5/20/2014 | 8:49 AM CDT
Jay Last year the FED printed and sent to Wall Street $200 million more than we spent in Iraq over 10 years. They were hoping their trickle down program would benefit Main Street and it didn't. In the next 10 years we sill spend at least $800 billion on food stamps helping making poor people fat. All the benefits we throw at people that don't work, whether they want to or not, and not one hour of community service is required to get them. Yep, your president is doing good for the US. You are a government employee, aren't you? Come on Jay, city and state just once, if you have any guts to back up your words.
Roger Cooper
5/19/2014 | 8:56 AM CDT
I'll just stick with my E85 ---- clean burning, 105 octane, renewable, domestic, good for animal feed and ag!
Jay Mcginnis
5/18/2014 | 7:45 AM CDT
The electric car is doing fine Craig, 21,000 carbon free miles on it and yes I do have a regular gasoline pu truck.
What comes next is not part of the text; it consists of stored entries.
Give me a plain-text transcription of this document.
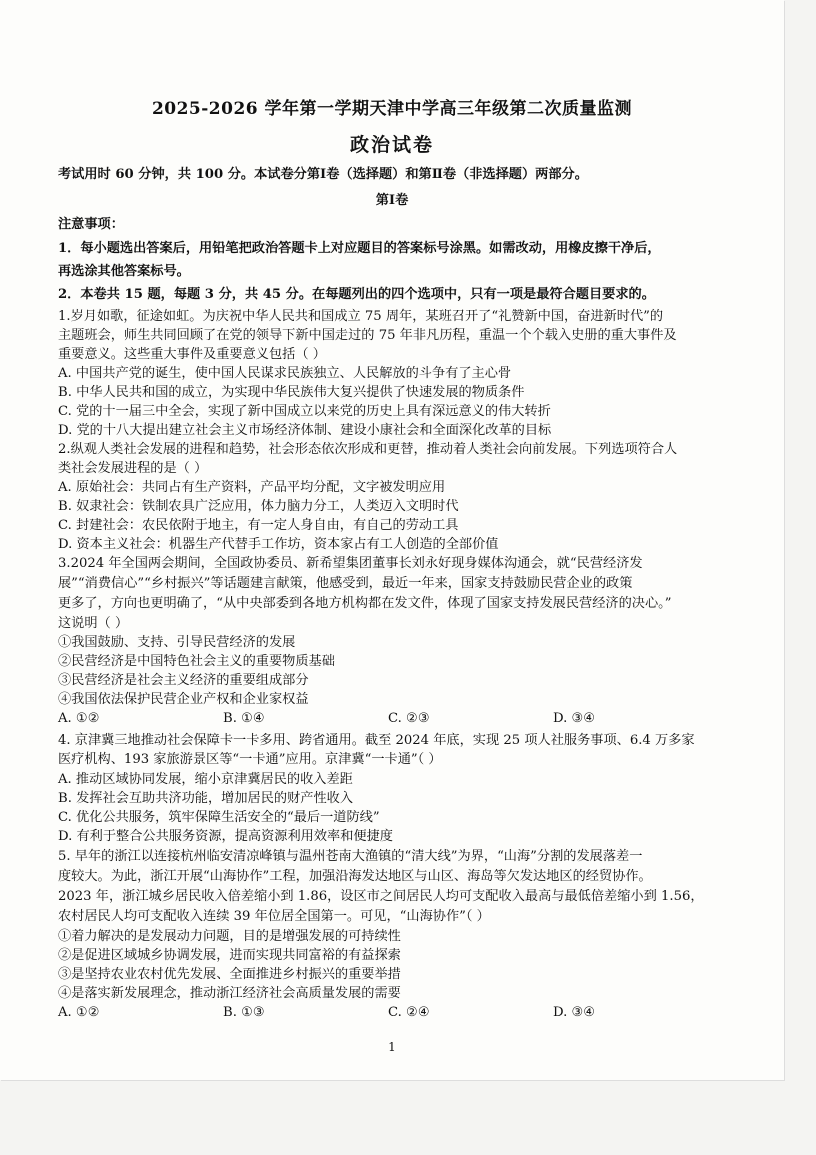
2025-2026 学年第一学期天津中学高三年级第二次质量监测
政治试卷
考试用时 60 分钟，共 100 分。本试卷分第Ⅰ卷（选择题）和第Ⅱ卷（非选择题）两部分。
第Ⅰ卷
注意事项：
1．每小题选出答案后，用铅笔把政治答题卡上对应题目的答案标号涂黑。如需改动，用橡皮擦干净后，
再选涂其他答案标号。
2．本卷共 15 题，每题 3 分，共 45 分。在每题列出的四个选项中，只有一项是最符合题目要求的。
1.岁月如歌，征途如虹。为庆祝中华人民共和国成立 75 周年，某班召开了“礼赞新中国，奋进新时代”的
主题班会，师生共同回顾了在党的领导下新中国走过的 75 年非凡历程，重温一个个载入史册的重大事件及
重要意义。这些重大事件及重要意义包括（ ）
A. 中国共产党的诞生，使中国人民谋求民族独立、人民解放的斗争有了主心骨
B. 中华人民共和国的成立，为实现中华民族伟大复兴提供了快速发展的物质条件
C. 党的十一届三中全会，实现了新中国成立以来党的历史上具有深远意义的伟大转折
D. 党的十八大提出建立社会主义市场经济体制、建设小康社会和全面深化改革的目标
2.纵观人类社会发展的进程和趋势，社会形态依次形成和更替，推动着人类社会向前发展。下列选项符合人
类社会发展进程的是（ ）
A. 原始社会：共同占有生产资料，产品平均分配，文字被发明应用
B. 奴隶社会：铁制农具广泛应用，体力脑力分工，人类迈入文明时代
C. 封建社会：农民依附于地主，有一定人身自由，有自己的劳动工具
D. 资本主义社会：机器生产代替手工作坊，资本家占有工人创造的全部价值
3.2024 年全国两会期间，全国政协委员、新希望集团董事长刘永好现身媒体沟通会，就“民营经济发
展”“消费信心”“乡村振兴”等话题建言献策，他感受到，最近一年来，国家支持鼓励民营企业的政策
更多了，方向也更明确了，“从中央部委到各地方机构都在发文件，体现了国家支持发展民营经济的决心。”
这说明（ ）
①我国鼓励、支持、引导民营经济的发展
②民营经济是中国特色社会主义的重要物质基础
③民营经济是社会主义经济的重要组成部分
④我国依法保护民营企业产权和企业家权益
A. ①②	B. ①④	C. ②③	D. ③④
4. 京津冀三地推动社会保障卡一卡多用、跨省通用。截至 2024 年底，实现 25 项人社服务事项、6.4 万多家
医疗机构、193 家旅游景区等“一卡通”应用。京津冀“一卡通”（ ）
A. 推动区域协同发展，缩小京津冀居民的收入差距
B. 发挥社会互助共济功能，增加居民的财产性收入
C. 优化公共服务，筑牢保障生活安全的“最后一道防线”
D. 有利于整合公共服务资源，提高资源利用效率和便捷度
5. 早年的浙江以连接杭州临安清凉峰镇与温州苍南大渔镇的“清大线”为界，“山海”分割的发展落差一
度较大。为此，浙江开展“山海协作”工程，加强沿海发达地区与山区、海岛等欠发达地区的经贸协作。
2023 年，浙江城乡居民收入倍差缩小到 1.86，设区市之间居民人均可支配收入最高与最低倍差缩小到 1.56，
农村居民人均可支配收入连续 39 年位居全国第一。可见，“山海协作”（ ）
①着力解决的是发展动力问题，目的是增强发展的可持续性
②是促进区域城乡协调发展，进而实现共同富裕的有益探索
③是坚持农业农村优先发展、全面推进乡村振兴的重要举措
④是落实新发展理念，推动浙江经济社会高质量发展的需要
A. ①②	B. ①③	C. ②④	D. ③④
1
No they aren't the answer for everything oil powered but thats the point. We as a society could replace huge amounts of oil with these, how many people drive short drives and own a 2nd car? If the demand is there the battery technology will become better for longer range. Why is big oil afraid of electric cars and solar if it doesn't work? Also the Amtrack in the Northeast is a success story but could be one for the country as a whole. We needed high speed trains more then a war in Iraq, the return would have been much greater on the $800 billion wasted. $800 billion would have connected all cities 5000 pop and above with high speed rail. Airlines are an extreme waste of fuel and huge carbon emitters,,, also high speed rail would be much more comfortable. So what did the Iraq war accomplish? Who's money was used to fight it? You seem to worry about how your tax money is spent and Id love to know your appreciation for the Bush administrations decisions?
5/16/2014 | 8:15 AM CDT
Jay - No rants about how great your electric car is? And how much did you get to drive it the last winter? Do you really own one and is that all you drive? And why should we just punish those that you don't like while giving a free ride to those that you do like? And don't you think that if they had spent more on infrastructure with the last stimulus instead of bloating government agencies and exploding SNAP that that might have improved things. And we are paying billions in the rail system and all we have to show for it is a money losing Amtrak.
Jay Mcginnis
5/16/2014 | 7:24 AM CDT
We should do what they do in Europe, treat driving as the luxury it is, tax gasoline to $10/gallon and use the funds not only to upkeep the roads but build the rails! Trains are the most economical, energy saving, smallest carbon footprint and most comfortable means of transportation! But maybe everyone really likes the time they sit in traffic going 5 mph breathing all that smog?
Bonnie Dukowitz
5/15/2014 | 3:57 PM CDT
Better roads cause excessive speed and less efficiency, no matter what energy used. How about just staying home and knitting a little more often.
Jay Mcginnis
5/15/2014 | 11:20 AM CDT
Just raise the gasoline tax to make up revenue lost from efficient fuel cars, doing so will get the gas hogs in more efficient vehicles and lessen greenhouse gasses and oil dependance. There are probably more Amish driving buggies and bicycles on the roads them electric cars so you guys may want address that as well, you'll have just as much luck! If the GOP didn't cut the stimulus we would have better roads and I suspect that the Highway fund will run out probably because the party of TEA doesn't like roads, they are too Socialist.
Pedro Sanchez
5/13/2014 | 11:12 AM CDT
Craig, that's is a good point, though how much "revenue" would those cars bring in. I don't even have the foggiest idea either. As we get more and more hybrid/electric cars on the road, we will need to find a source of revenue for road repair from those vehicles. I don't want to pay anymore for my fuel than I currently do, but at least (most) of the tax we pay from our fuel goes to repairing our roads.
5/13/2014 | 8:31 AM CDT
Gas taxes pay for construction and upkeep of the road systems. How much do electric car owners pay for the right to drive on the roads?